The mobile operating system must provide mutual authentication between the provisioning server and the provisioned device during a trusted over-the-air (OTA) provisioning session.

Overview

Finding ID	Version	Rule ID	IA Controls	Severity
V-32700	WIR-MOS-iOS-65-02	SV-43046r1_rule	ECWN-1	High

Description
When dealing with access restrictions pertaining to change control, it should be noted that any changes to the hardware, software, and/or firmware components of the information system can potentially have significant effects on the overall security of the system.

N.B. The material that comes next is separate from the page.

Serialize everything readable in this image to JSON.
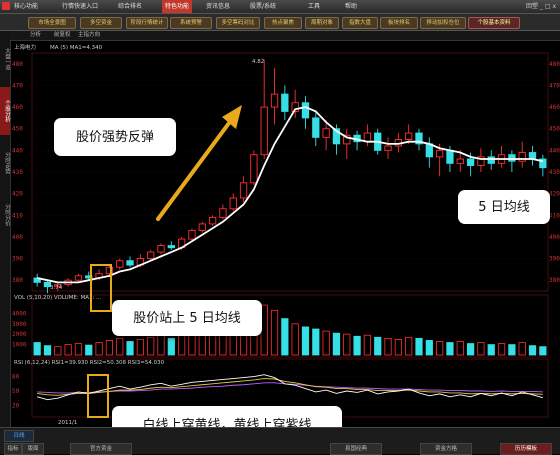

Mutual authentication ensures both that the device is authorized for provisioning and that a rogue provisioning server is not used to obtain software.

Description

When dealing with access restrictions pertaining to change control, it should be noted that any changes to the hardware, software, and/or firmware components of the information system can potentially have significant effects on the overall security of the system. Mutual authentication ensures both that the device is authorized for provisioning and that a rogue provisioning server is not used to obtain software.

STIG	Date
Apple iOS 5 Security Technical Implementation Guide (STIG)	2012-07-20

Details

Check Text ( C-41063r1_chk )
Review the loading process to determine if it meets the necessary assurance for mutual authentication. If the trusted loading process does not meet the criteria, this is a finding.

Fix Text (F-36598r1_fix)
Configure the operating system to authenticate the provisioning server prior to accepting provisioned software.